Sonaca announced on 19 June 2023 that it had entered into three discrete contracts with Airbus by which the Belgian marque will supply flaps for the consortium’s A321 family of narrow-body aircraft while continuing to supply slats (droops to commonwealth readers) to Airbus’s A320 and A350 aircraft programs.

The deals occasion a major milestone in Sonaca Group’s diversification strategy and mark the largest, richest contracts in the company’s history.

To meet its considerable contractual obligations to Airbus, Sonaca will mobilize the entirety of its Belgian, Brazilian, and Romanian production facilities.
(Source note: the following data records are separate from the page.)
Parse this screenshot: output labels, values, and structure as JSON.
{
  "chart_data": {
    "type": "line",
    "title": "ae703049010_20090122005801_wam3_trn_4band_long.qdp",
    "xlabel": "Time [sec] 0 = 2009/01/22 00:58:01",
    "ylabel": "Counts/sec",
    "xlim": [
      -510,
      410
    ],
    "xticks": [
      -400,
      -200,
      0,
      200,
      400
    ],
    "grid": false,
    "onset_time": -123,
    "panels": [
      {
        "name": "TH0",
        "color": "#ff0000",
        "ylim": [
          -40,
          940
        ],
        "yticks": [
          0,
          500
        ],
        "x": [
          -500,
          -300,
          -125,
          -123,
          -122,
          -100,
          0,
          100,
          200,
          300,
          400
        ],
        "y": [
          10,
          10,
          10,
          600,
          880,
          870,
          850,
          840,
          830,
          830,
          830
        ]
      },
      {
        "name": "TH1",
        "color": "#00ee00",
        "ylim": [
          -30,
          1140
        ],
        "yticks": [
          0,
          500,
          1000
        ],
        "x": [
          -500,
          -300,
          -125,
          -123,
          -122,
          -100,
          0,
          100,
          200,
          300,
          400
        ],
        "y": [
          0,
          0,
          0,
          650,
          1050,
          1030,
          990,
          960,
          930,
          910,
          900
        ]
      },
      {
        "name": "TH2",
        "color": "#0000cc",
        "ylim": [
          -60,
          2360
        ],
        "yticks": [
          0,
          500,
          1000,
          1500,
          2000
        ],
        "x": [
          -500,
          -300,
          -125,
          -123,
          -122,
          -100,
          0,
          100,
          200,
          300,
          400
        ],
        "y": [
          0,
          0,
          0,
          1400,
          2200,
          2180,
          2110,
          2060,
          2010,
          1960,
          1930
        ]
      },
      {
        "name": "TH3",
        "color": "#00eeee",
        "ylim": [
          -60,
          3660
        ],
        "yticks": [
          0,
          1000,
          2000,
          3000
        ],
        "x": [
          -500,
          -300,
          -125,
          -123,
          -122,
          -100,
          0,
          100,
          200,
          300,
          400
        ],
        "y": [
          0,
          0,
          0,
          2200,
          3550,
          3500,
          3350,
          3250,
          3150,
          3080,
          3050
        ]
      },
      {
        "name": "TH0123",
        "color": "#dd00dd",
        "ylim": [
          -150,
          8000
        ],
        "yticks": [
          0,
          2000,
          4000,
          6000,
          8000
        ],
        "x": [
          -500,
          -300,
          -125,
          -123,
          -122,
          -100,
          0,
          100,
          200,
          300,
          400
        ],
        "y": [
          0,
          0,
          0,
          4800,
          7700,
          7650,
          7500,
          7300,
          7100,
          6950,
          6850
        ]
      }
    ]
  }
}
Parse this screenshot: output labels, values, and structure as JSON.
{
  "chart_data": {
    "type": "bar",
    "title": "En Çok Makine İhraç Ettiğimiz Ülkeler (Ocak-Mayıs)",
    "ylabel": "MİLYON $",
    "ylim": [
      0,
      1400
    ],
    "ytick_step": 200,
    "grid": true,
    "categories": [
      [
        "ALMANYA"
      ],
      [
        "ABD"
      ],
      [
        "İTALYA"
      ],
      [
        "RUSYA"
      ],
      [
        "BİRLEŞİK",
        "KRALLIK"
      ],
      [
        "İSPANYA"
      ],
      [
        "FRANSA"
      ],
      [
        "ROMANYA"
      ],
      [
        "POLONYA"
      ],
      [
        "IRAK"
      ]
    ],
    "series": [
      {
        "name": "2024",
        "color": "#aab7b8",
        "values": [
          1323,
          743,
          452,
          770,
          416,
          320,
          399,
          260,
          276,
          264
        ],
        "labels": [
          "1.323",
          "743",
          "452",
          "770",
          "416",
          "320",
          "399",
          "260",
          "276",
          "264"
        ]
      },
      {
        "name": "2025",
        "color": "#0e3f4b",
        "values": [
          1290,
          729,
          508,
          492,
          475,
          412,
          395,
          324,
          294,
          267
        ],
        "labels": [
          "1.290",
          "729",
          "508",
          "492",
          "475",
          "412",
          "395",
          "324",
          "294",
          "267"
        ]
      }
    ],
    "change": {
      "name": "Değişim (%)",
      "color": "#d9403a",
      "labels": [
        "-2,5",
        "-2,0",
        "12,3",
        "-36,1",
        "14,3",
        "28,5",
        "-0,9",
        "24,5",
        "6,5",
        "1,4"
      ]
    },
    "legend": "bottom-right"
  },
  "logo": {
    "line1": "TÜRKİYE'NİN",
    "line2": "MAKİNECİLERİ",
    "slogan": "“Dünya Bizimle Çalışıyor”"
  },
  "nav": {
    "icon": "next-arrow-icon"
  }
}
Moreover, the new initiative will require the installation of new machine tools essential to the manufacture of larger parts, and involve no fewer than 160 individuals across Sonaca’s design and manufacturing teams.

Investments of over €40-million ($52.87-million) are planned to support the new production efforts, including the construction of a new production building, which will house surface treatment, drawing, and parts routing divisions.

Sonaca Group CEO Yves Delatte stated: "This new partnership marks an important milestone in our relationship with Airbus. We've been partners for almost forty-years, and I'm delighted to see our collaboration reaching new heights for the decade to come.”

Notwithstanding a history stretching back to 25 June 1920, Sonaca’s true rise to international aerospace significance got underway when the company opened a Brazilian subsidiary near Embraer’s São José dos Campos production facilities in the early 2000s. Dubbed Sobraer, the subsidiary manufactures fuselage components. Since 2004, Sonaca has launched two additional Brazilian subsidiaries—Pesola and Sopecaero—both of which produce small aircraft parts. Sonaca’s Brazilian subsidiaries are currently being merged into a single entity somewhat unimaginatively christened Sonaca Brasil.

In 2007, Montreal’s municipal government allotted Sonaca's Canadian subsidiary $17-million to expand its Montreal aircraft wing manufacturing and assembly plant.

Sonaca acquired Chinese and Romanian subsidiaries in 2010 and 2016 respectively. The latter bears the attention-fetching moniker Sonaca Transylvania.

In 2017, Sonaca acquired LMI Aerospace for €405.5-million. By dint of the expertise and efforts of more than 2,800 workers in the United States, Mexico, and Sri Lanka, LMI Aerospace produces structural assemblies and components for the commercial, regional, business, and defense aerospace markets. The subsidiary continues to operate under the LMI name and maintains its headquarters in Missouri.